Hungary’s external balance indicators improved last year, in spite of the pandemic, the National Bank of Hungary (MNB) said in its quarterly Balance of Payments Report published on Tuesday.
Hungary had a current-account surplus for the year at 2.1 percent of GDP. External debt indicators reached historical lows at 8 percent of GDP, in line with the regional average and at 2019 levels. The FX reserves “significantly exceeded” levels expected and deemed safe by investors, the report said.
Hungary’s gross external government debt edged up to 58 percent of GDP, the MNB said.
The downturn in tourism and transport reduced Hungary’s surplus in trade of services, but that impact was offset by lower import demand and an expansion in exports on the back of a recovery in industrial output and an improvement in terms of trade, according to the report.

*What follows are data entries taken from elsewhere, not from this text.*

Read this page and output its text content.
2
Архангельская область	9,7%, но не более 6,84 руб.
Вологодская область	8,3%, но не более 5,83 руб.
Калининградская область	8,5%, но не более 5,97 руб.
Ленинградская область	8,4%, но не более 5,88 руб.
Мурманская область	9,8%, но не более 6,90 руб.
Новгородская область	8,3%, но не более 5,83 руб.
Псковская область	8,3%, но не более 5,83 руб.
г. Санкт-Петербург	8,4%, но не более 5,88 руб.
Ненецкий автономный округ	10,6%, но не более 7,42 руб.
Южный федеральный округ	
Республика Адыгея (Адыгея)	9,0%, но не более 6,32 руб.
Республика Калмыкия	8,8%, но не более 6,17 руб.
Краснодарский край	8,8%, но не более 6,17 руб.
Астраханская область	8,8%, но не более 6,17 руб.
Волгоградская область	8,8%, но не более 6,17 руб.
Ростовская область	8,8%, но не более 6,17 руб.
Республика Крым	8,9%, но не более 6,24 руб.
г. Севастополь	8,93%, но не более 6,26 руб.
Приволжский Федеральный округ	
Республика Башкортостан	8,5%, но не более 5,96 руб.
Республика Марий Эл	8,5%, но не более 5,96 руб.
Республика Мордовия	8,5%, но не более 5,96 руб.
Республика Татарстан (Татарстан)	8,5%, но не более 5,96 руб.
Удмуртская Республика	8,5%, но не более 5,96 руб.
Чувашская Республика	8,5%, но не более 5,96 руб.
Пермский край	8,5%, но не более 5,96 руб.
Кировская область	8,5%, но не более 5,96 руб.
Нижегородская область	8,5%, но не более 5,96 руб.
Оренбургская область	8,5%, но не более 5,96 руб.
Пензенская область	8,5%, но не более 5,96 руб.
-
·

Hungary’s net external position using the savings approach was roughly zero during 2020 as net government borrowing rose because of falling revenue and a sharp increase in expenditures, while the financial savings of the private sector rose.
The report shows FDI inflow in Hungary was close to 2.4 billion euros, but net FDI inflow was around zero because of domestic companies’ investments abroad.
Foreign-owned companies’ profits fell to 5.6 billion euros in 2020. At the same time, reinvested earnings declined and the ratio of profit repatriation rose close to 60 percent, the MNB said.